There have been many attempts to define the meaning of family and many would argue that it is impossible to come up with a universal definition. The family has been viewed as a form of social group held together by a common purpose. However there are distinct differences between families and social groups. Family membership may be involuntary and permanent and there is frequently a biological connectedness not present in other groups – this is typical of those who form a more traditional view of the family unit – where members are considered family due to blood and genetic links.
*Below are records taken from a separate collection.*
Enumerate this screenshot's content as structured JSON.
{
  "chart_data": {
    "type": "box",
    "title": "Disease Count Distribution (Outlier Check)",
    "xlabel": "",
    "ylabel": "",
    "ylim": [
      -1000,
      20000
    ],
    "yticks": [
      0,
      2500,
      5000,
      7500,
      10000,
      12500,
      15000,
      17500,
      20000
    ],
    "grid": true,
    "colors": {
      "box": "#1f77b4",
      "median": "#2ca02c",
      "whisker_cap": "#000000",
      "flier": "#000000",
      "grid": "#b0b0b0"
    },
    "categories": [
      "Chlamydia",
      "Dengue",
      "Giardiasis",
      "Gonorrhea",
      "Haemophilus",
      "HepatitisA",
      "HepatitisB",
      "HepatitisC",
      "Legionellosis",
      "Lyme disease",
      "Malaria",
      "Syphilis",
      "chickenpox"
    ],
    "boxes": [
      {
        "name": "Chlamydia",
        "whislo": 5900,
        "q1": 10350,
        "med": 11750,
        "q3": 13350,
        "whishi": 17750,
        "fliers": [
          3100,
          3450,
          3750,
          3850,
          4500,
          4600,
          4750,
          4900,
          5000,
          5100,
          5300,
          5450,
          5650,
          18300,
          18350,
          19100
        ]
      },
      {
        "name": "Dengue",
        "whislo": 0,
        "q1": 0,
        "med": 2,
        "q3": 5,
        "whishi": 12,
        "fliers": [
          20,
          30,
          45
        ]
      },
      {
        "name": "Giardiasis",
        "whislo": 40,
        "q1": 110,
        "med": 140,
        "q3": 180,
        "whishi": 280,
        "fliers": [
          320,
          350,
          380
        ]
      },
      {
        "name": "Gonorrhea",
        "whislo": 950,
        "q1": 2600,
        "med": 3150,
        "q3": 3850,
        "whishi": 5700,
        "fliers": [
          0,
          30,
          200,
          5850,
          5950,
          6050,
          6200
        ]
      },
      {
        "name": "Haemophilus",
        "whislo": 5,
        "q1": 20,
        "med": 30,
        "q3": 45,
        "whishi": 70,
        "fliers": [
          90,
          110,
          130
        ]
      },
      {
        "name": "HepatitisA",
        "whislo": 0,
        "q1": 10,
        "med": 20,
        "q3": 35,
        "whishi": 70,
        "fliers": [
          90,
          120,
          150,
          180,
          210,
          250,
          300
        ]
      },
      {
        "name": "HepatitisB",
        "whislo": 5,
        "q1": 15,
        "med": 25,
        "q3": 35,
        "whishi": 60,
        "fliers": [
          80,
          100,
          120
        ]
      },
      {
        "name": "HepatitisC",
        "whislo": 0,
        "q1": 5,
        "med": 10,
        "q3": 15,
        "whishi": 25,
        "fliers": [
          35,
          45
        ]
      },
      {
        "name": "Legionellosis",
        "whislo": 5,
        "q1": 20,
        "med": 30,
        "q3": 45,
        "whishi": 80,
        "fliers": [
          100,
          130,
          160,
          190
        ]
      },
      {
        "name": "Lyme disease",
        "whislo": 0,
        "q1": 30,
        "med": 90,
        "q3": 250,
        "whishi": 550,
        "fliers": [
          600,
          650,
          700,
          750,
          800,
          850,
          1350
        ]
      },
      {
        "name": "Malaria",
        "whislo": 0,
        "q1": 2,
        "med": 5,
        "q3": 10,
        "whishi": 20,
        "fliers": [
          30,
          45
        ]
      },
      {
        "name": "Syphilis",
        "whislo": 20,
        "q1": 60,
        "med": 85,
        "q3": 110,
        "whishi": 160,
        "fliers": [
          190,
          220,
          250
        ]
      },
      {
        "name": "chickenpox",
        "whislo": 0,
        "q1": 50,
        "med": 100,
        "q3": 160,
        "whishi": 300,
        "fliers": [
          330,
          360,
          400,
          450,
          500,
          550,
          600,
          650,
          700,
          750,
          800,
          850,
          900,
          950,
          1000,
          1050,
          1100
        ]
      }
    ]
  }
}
Some may also consider that family members are more intensely bonded through emotional ties, so families include those members joined by marriage or other formal partnership or include members such as close friends or other caregivers. This shifts the definition to one of an inclusive perspective which offers a broad all encompassing definition whereby each person’s interpretation of kinship is based upon local subculture and the individuals own reality – including their beliefs, culture, ethnicity and situational experiences. Having such a broad scope for definition provides a universal perspective on ‘family’ but is also very vague as it purely reflects what the individual wants it to be. In recent family support policy and practice, the family network is broad and fluid and ties are not restricted to geographical location, blood ties or proximity. The children’s family involves a diverse range of related and unrelated members and reflects the child’s history, traditions and experiences. These broad constructs allow for the inclusion of those not traditionally considered part of the family and the exclusion of those members who may otherwise be included.